Zinc deficiency has been associated with an increased risk of gastrointestinal infections, adverse effects on the structure and function of the gastrointestinal tract, and impaired immune function. Recently, oral zinc therapy has been added to the standard treatment of diarrhoea by the World Health Organization, as it can improve outcomes in paediatric patients with diarrhoea, especially those in developing countries.
A randomized open-label multicentre study was conducted in 100 paediatric patients with diarrhoea. Patients were randomized to the control group (received standard treatment for diarrhoea, such as oral rehydration solution [ORS], intravenous fluids, and antibiotics as required) or the zinc study group (received standard treatment plus oral zinc sulfate). Patients were followed up until recovery and collection of necessary data.

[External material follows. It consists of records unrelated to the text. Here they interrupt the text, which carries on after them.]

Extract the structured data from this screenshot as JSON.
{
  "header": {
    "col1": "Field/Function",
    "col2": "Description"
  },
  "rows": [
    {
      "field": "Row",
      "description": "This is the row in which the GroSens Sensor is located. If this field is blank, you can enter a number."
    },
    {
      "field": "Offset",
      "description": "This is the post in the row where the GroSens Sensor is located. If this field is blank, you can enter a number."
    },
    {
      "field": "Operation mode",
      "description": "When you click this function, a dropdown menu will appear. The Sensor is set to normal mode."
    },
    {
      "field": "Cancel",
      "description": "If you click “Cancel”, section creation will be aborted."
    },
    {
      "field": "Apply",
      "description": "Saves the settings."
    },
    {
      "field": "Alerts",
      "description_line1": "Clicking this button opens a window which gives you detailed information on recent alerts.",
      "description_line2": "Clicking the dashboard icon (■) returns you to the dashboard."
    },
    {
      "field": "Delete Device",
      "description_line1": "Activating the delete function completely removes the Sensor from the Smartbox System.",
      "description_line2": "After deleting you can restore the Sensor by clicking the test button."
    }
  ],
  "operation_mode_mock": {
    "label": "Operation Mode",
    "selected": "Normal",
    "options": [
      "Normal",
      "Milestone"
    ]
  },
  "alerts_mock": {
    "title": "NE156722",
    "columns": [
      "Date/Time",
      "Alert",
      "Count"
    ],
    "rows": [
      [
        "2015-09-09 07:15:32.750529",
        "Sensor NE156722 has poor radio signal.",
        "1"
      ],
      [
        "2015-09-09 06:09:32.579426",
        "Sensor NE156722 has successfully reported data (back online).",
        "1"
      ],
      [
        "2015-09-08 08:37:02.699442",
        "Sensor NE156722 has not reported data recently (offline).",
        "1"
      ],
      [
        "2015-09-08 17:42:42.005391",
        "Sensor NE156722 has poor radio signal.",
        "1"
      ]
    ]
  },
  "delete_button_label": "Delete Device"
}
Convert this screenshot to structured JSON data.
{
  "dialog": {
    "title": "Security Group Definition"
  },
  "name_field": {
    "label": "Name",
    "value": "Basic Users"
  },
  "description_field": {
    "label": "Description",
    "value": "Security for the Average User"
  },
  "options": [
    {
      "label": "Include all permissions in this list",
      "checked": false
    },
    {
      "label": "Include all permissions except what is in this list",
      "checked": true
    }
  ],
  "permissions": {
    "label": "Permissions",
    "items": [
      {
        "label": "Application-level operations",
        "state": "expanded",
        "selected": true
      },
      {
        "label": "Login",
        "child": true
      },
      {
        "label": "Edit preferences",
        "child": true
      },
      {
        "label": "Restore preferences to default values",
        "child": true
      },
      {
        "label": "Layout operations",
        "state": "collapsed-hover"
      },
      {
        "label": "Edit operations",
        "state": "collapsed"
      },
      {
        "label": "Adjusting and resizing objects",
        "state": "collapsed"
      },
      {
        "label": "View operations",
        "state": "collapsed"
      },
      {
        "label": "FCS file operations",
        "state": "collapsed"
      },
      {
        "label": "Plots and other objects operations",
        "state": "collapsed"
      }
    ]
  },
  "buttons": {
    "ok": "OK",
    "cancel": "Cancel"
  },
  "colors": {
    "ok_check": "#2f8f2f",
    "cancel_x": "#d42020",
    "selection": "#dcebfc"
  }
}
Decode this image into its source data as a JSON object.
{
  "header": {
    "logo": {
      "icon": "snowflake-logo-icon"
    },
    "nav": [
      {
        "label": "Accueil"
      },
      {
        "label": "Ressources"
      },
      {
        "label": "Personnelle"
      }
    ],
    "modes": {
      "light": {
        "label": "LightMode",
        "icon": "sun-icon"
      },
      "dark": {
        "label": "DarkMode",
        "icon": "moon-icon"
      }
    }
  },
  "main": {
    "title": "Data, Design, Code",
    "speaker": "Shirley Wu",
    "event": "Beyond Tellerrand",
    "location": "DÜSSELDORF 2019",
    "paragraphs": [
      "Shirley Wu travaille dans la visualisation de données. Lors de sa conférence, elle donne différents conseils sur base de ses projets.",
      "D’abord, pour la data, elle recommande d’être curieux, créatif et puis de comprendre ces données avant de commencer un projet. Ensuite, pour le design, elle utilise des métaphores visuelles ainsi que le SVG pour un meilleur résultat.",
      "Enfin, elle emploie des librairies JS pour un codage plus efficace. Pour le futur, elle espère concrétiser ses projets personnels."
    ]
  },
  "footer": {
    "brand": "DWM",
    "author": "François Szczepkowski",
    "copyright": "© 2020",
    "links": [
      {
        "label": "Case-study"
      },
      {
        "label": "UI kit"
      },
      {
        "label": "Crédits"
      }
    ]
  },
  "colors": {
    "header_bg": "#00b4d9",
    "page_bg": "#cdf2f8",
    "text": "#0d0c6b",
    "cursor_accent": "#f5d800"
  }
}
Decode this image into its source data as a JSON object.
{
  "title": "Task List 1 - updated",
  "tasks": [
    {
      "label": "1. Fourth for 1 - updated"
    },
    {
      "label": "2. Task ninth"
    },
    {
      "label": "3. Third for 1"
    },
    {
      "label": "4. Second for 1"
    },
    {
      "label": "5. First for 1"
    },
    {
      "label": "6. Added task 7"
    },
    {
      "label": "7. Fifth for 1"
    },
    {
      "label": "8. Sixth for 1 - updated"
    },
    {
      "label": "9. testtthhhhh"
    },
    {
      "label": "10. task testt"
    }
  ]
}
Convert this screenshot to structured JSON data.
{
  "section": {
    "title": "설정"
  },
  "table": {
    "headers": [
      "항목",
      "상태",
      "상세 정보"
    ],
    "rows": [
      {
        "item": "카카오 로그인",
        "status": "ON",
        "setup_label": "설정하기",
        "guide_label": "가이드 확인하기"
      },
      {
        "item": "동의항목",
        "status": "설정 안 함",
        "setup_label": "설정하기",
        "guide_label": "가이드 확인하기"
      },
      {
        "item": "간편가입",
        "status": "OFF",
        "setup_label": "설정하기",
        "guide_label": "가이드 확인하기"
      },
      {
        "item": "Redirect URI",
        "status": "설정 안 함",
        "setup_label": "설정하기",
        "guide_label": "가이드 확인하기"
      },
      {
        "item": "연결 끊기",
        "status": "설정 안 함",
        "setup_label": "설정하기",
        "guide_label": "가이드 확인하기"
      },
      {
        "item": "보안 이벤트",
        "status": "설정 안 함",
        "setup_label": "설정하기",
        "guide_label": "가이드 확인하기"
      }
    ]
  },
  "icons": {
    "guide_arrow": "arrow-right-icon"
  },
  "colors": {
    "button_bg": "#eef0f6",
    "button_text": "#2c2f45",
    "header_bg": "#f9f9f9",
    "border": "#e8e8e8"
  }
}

Of the 100 children enrolled in the study, 50 % were aged 1–5 years and 50 % were aged <1 year. In the overall population, children were treated with ORS (67 %), intravenous fluids (50 %) and antibiotics (77 %). The mean frequency of diarrhoea episodes was significantly (p < 0.05) lower in the zinc group than in the control group on day 4 of illness, but not on days 1, 2 and 3. All patients recovered on day 4 in the zinc group, while nine patients required treatment on day 5 in the control group (p < 0.05).
In young children with diarrhoea, the addition of oral zinc supplementation to standard anti-diarrhoeal therapy may reduce the time to resolution of diarrhoea relative to standard treatment alone in developing countries.